Managing supply chains and B2B payments means firms have to navigate complex order to cash (O2C) cycles. Brandon Spear, president at MSTS, tells Karen Webster that automating processes across procurement and invoicing, and embracing credit as a service, can help reduce the challenges of managing cross-border commerce.
In B2B, suppliers and getting them paid is a friction-filled process.
The friction is especially acute in manufacturing. The relationships between manufacturers and their suppliers often cross borders, and payments can involve several different currencies.
Part of that is due to the fact that, as PYMNTS research shows, 43.8 percent of invoices are still delivered via fax machine and 72.4 percent arrive via postal mail. And the inefficiencies have ripple effects.
In an interview with Karen Webster, Brandon Spear, president at MSTS, took note of the fact that manufacturing makes up a significant portion of the U.S. economy, and that a continued embrace of technology and outsourced receivables management is underway.
“There’s a fair amount of reinvention occurring,” he told Webster, “in the way distribution channels work and the way sales channels work.”
Spear said buyers have put a “tremendous amount of investment” into ERP and procurement software. There is an expectation among those buyers that manufacturers will, in turn, adhere to their customers’ procurement processes and preferences. Manufacturers have to scramble to work with those far-flung ERP systems and integrations to keep business and payment flows open.
Extending Credit
The conversation turned to Credit as a Service®, offered as part of outsourced receivables management.
O2C solutions can help manufacturers and buyers navigate credit challenges, as firms can set payment terms, apply for credit and track rebates through Credit as a Service.
Outsourcing programs with acting effectively as a lender, eliminate payment risk to the supplier, Spear noted.
And where payments may be late, he said, it’s usually because companies are missing details, incorrect information has been provided or recipients don’t know what to do with the invoices.
Automating at least some of those processes and integrations (through solutions such as those provided by MSTS) can eliminate the pain points across the O2C spectrum. Getting the integration or procurement processes wrong – or keeping them confined to manual settings – will trigger a negative downstream impact on the ability to collect on invoices and get paid in a timely manner, warned Spear.

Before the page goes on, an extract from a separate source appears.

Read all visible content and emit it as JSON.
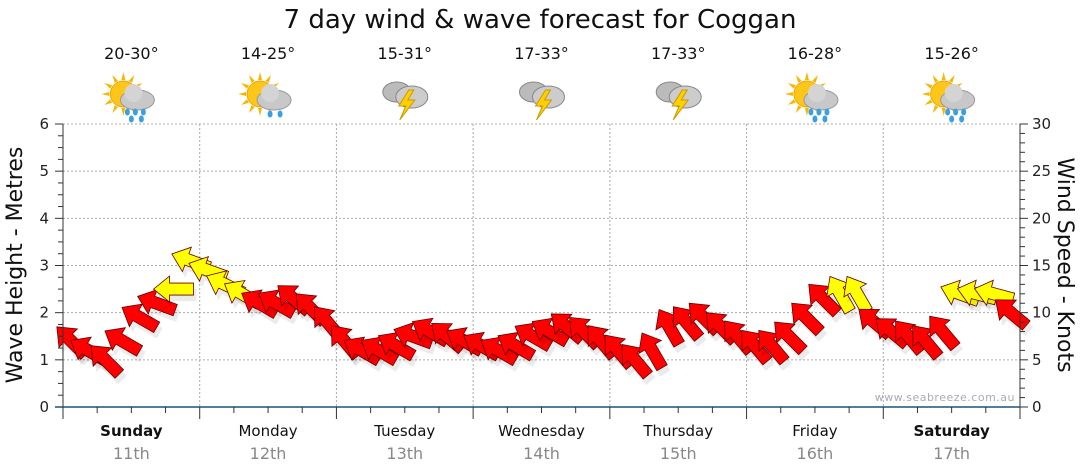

By way of illustration, he offered the example of a distributor selling to an end customer.
“The dilemma for a distributor is that usually, they are operating on pretty thin margins, and so have as much automation as possible,” Spear said. The automation comes as MSTS enables that distributor to link point of sale devices, eCommerce platforms and even CRM platforms directly with the end customer. Invoice data flows seamlessly across physical, eCommerce or sales channels.
“For example, if every customer requires a purchase order on the invoice, you can make sure it is captured and placed in the right place on the invoice, and then you pass that invoice back electronically to that customer, and it goes back into their procurement software or the ERP software,” Spear told Webster.
The continuous and seamless data flow, he added (along with lines of credit that pay and reimburse buyers and sellers based on the terms to which they’ve agreed), enables firms to get paid quicker, which in turn helps lift working capital constraints.
Against this backdrop, Spear said, visibility and data are paramount.
The drivers toward automation are a bit different for manufacturers and distributors. Manufacturers may be focused on market share, while distributors are concerned with optimizing their cost structures.
Along the supply chain, said Spear, manufacturers tend to be starved of end-customer data. If there’s a distributor between the manufacturer and the customer, the former won’t know much about the latter’s buying habits.
Digitizing the information flow, he added, provides what he terms “feedback loops” to manufacturers about what end customers are buying – and what they might want to buy next. For the distributors who optimize their invoicing processes, there is the chance to participate in national programs offered by large manufacturers.
“In general, when you’re able to free up some of that working capital, you give the suppliers choices around how they can grow and expand their business,” Spear told Webster.